Depuis quelques semaines déjà, l'université d'Oxford connaît les mêmes troubles que celle du Cap. Des étudiants veulent se débarrasser de la statue de Cecil Rhodes, l'homme derrière la colonisation britannique de l'Afrique australe. Ancien premier ministre de la colonie britannique du Cap, Rhodes avait été directement impliqué dans la conquête et la colonisation de deux territoires qui ont pris son nom, la Rhodésie du Nord (Zambie) et la Rhodésie du Sud (Zimbabwe). Raciste notoire, Rhodes avait accumulé une fortune personnelle dont il a légué 2% à l'université d'Oxford où il avait étudié entre 1873 et 1881.
Plus que l'histoire d'une statue, la campagne #RhodesMustFall souligne les rapports ambigus qu'une partie des élites du Royaume-Uni entretient avec le passé colonial du pays. Comme l'université d'Oxford (plus précisément le college Oriel) l'a elle-même reconnu, la statue « peut être comprise comme une célébration dépourvue de critique à la fois d'une figure controversée mais aussi du colonialisme et de l'oppression des communautés noires [...] Il s'agit d'un problème sérieux dans un college et une université abritant un mélange de personnels enseignants et d'étudiants internationaux. » On peut parler d'un certain malaise...
À Oxford, le nom de Rhodes se retrouve sur bien plus qu'une statue. Son argent a ainsi servi à la construction d'un bâtiment sur High Street au début du XXe siècle. Un édifice appelé Rhodes House a longtemps accueilli, entre autres, les archives d'administrateurs coloniaux britanniques. Ainsi pour faire des recherches sur le passé colonial africain, il fallait se rendre dans un bâtiment portant le nom de l'un de ceux qui avaient contribué à l'expansion de l'empire britannique. Depuis septembre 2014, les documents sont consultables à la Bodleian Library ; Rhodes House accueille maintenant des événements réservés aux plus fortunés. Si quelqu'un veut chanter, « Rule Britannia, rule the waves », c'est le moment.
Pour un lecteur français habitué à une instruction universitaire bien moins onéreuse car payée en (très) grande partie par l'État, le mouvement #RhodesMustFall révèle un mode de financement des études très répandu dans les pays de culture britannique. Ainsi, l'argent laissé par Rhodes à l'université d'Oxford a servi à mettre en place un trust et des bourses qui portent le nom de l'impérialiste du XIXe siècle. Des étudiants sélectionnés pour leurs résultats en licence peuvent ainsi obtenir des bourses Rhodes leur permettant de faire face aux frais d'inscription en master ou en doctorat à l'université d'Oxford (par exemple, 12 863 £ ou 17 406 € pour un Msc en African Studies pour un Européen en 2016/2017). Là où le système devient ironique est que certains de ces étudiants devenus des Rhodes scholars viennent d'Afrique du Sud, du Zimbabwe ou de Zambie. Comme si des Marocains obtenaient une bourse Lyautey pour venir étudier en France.

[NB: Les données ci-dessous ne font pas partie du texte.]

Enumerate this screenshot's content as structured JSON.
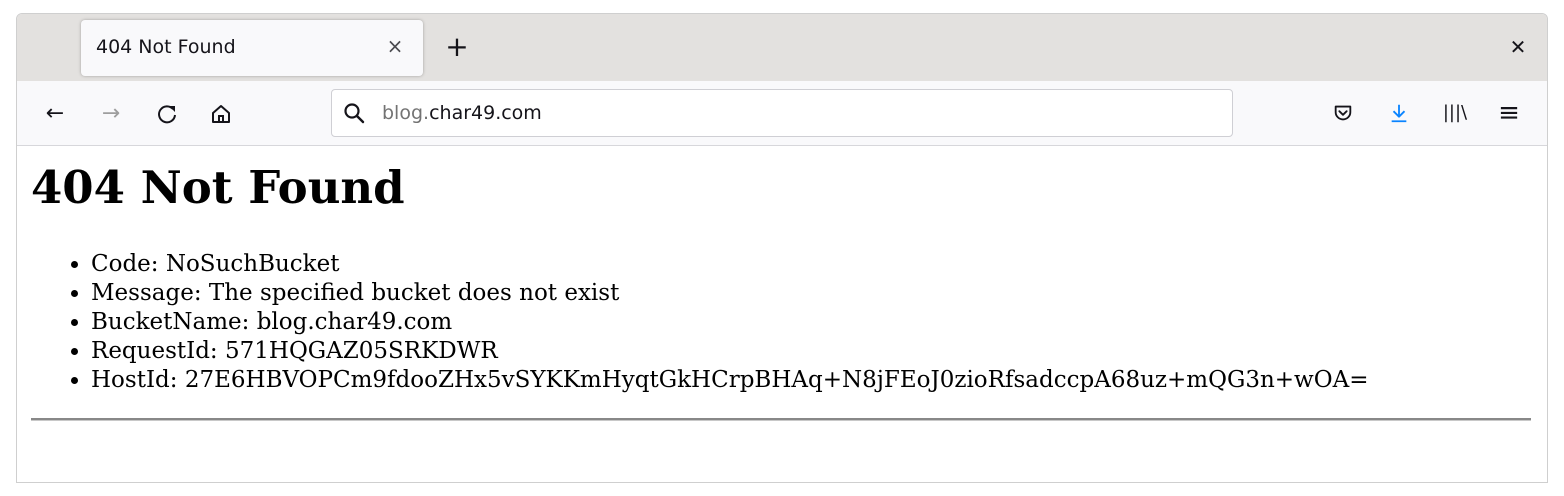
{
  "browser": {
    "tab": {
      "title": "404 Not Found",
      "close_glyph": "×"
    },
    "new_tab_glyph": "+",
    "window_close_glyph": "✕",
    "nav": {
      "back_glyph": "←",
      "forward_glyph": "→",
      "reload_glyph": "C",
      "home_glyph": "⌂"
    },
    "url": {
      "prefix": "blog.",
      "domain": "char49.com"
    },
    "toolbar": {
      "library_glyph": "|||\\",
      "menu_glyph": "≡"
    },
    "colors": {
      "download_accent": "#0a84ff",
      "tabbar": "#e3e1df",
      "navbar": "#f9f9fb"
    }
  },
  "page": {
    "heading": "404 Not Found",
    "details": [
      {
        "text": "Code: NoSuchBucket"
      },
      {
        "text": "Message: The specified bucket does not exist"
      },
      {
        "text": "BucketName: blog.char49.com"
      },
      {
        "text": "RequestId: 571HQGAZ05SRKDWR"
      },
      {
        "text": "HostId: 27E6HBVOPCm9fdooZHx5vSYKKmHyqtGkHCrpBHAq+N8jFEoJ0zioRfsadccpA68uz+mQG3n+wOA="
      }
    ]
  }
}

Logiquement, un questionnement plus large s'est créé sur la manière dont le Royaume-Uni a été influencé par ses colonies. Existent plusieurs écoles avec toute une palette d'interprétations entre ceux qui pensent que la colonisation et la décolonisation ne se sont faites que dans l'indifférence générale des Britanniques (Andrew Porter, un ancien Rhodes professor - oui le titre existe - de King's College London) et ceux qui, au contraire, ont une vision opposée où l'empire a eu une influence considérable sur la métropole (John MacKenzie). Ce débat est important puisqu'il montre à quel point une connaissance plus fine des années de la colonisation et de la décolonisation est nécessaire.
L’histoire de la statue de Rhodes révèle que l’histoire est toujours dynamique en étant constamment réécrite au fil des années. Même des faits comme les actions de Rhodes peuvent (et doivent) être réinterprétés par les nouvelles générations. Et si pour parler du racisme structurellement présent dans nos sociétés, nous devons envoyer des statues au musée, oui, Rhodes must fall.